Volume was soft, with trading in S&P 500 stocks 23 percent below normal and Dow Jones Industrial Average shares 32 percent off their daily average. The dollar was lower and Treasuries rose as traders tried to determine how the Federal Reserve will react to the jobs report showing wage increases slowing.

“In many respects, it’s the best of a lot of worlds,” David Ader, chief macro strategist at Informa Financial Intelligen­ce, said of the jobs report. “You’re not seeing inflation in this number. This doesn’t change anything for the Fed, and that I think is very, very important.”

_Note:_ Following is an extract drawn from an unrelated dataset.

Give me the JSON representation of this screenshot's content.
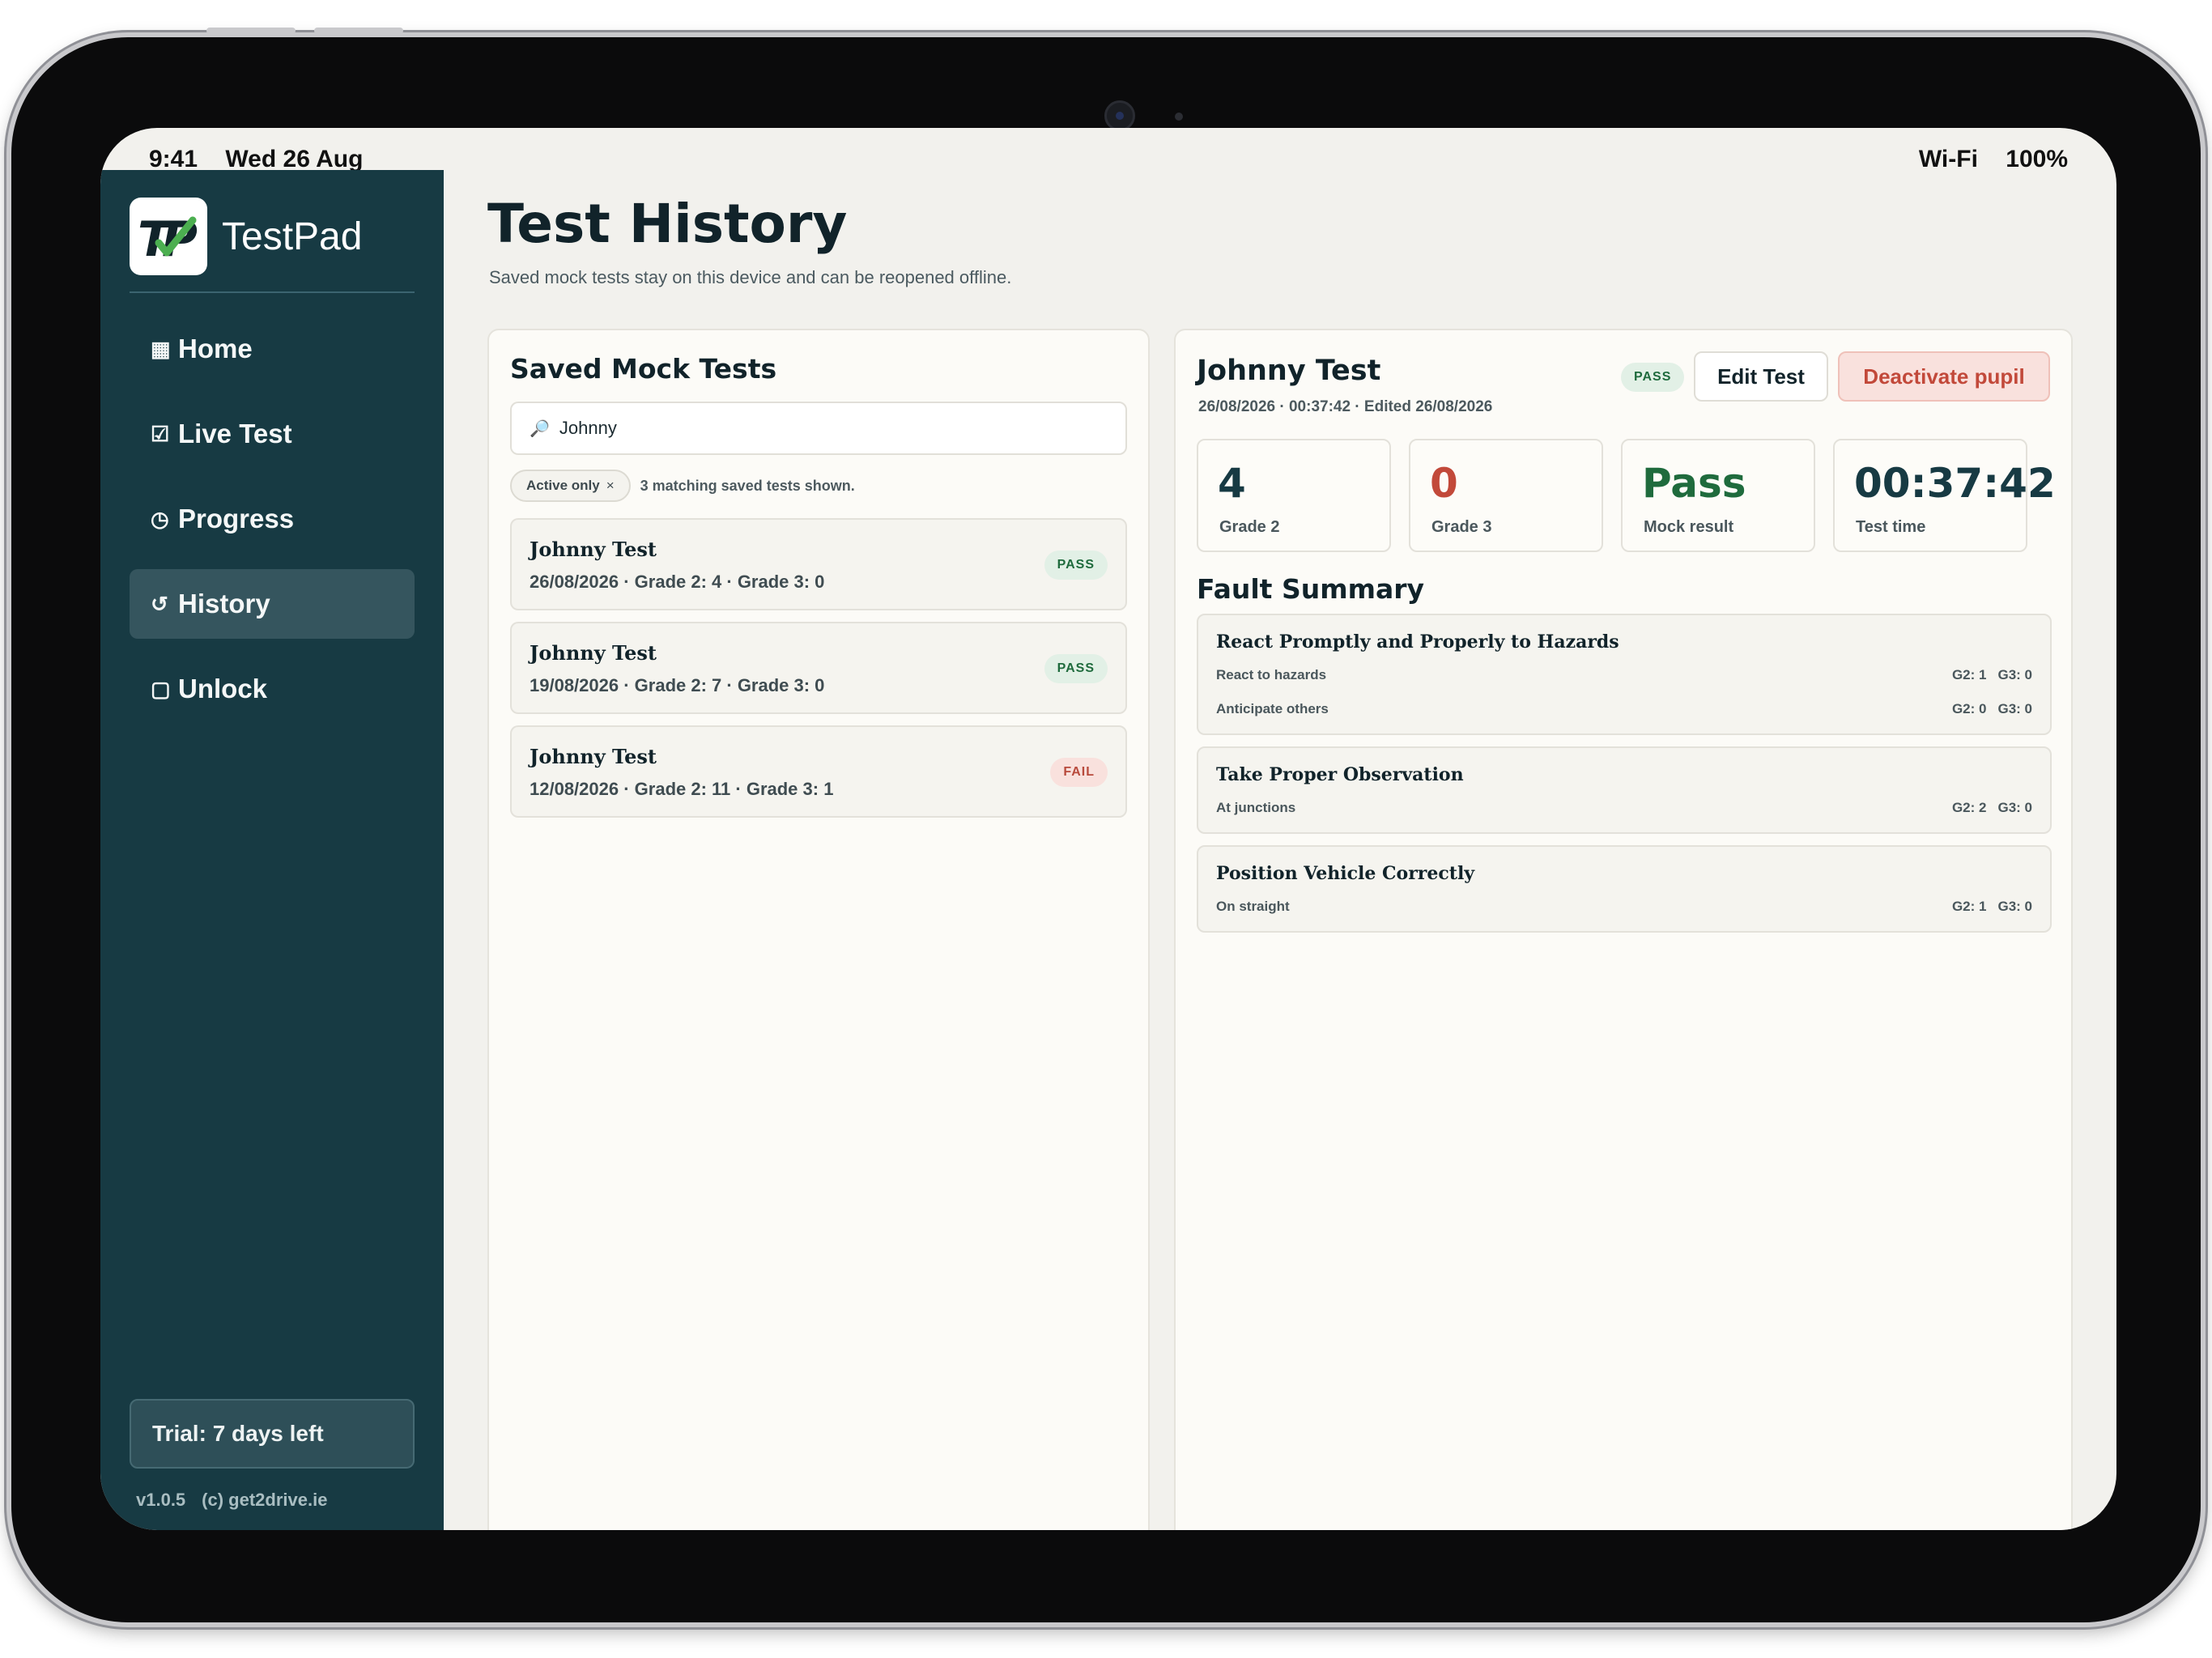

Global stocks had been under pressure after China said it was retaliatin­g over U.S. tariffs and President Donald Trump threatened to impose levies on even more Chinese goods. The escalating tit-for-tat is stoking market fears that the world economy could become destabiliz­ed amid a trade war that isn’t set to end anytime soon. For example, billionair­e Ray Dalio, founder of the investment firm Bridgewate­r Associates, tweeted, “Today is the first day of the war with China.”

“If there’s one thing we’ve learned over the past couple of years, it’s that politics hasn’t been rattling the markets,” said Brad McMillan, chief investment officer for Commonweal­th Financial Network. “But it’s the next phase, when it shows up in things people buy on a day-to-day basis — that’s when it starts to get nasty.”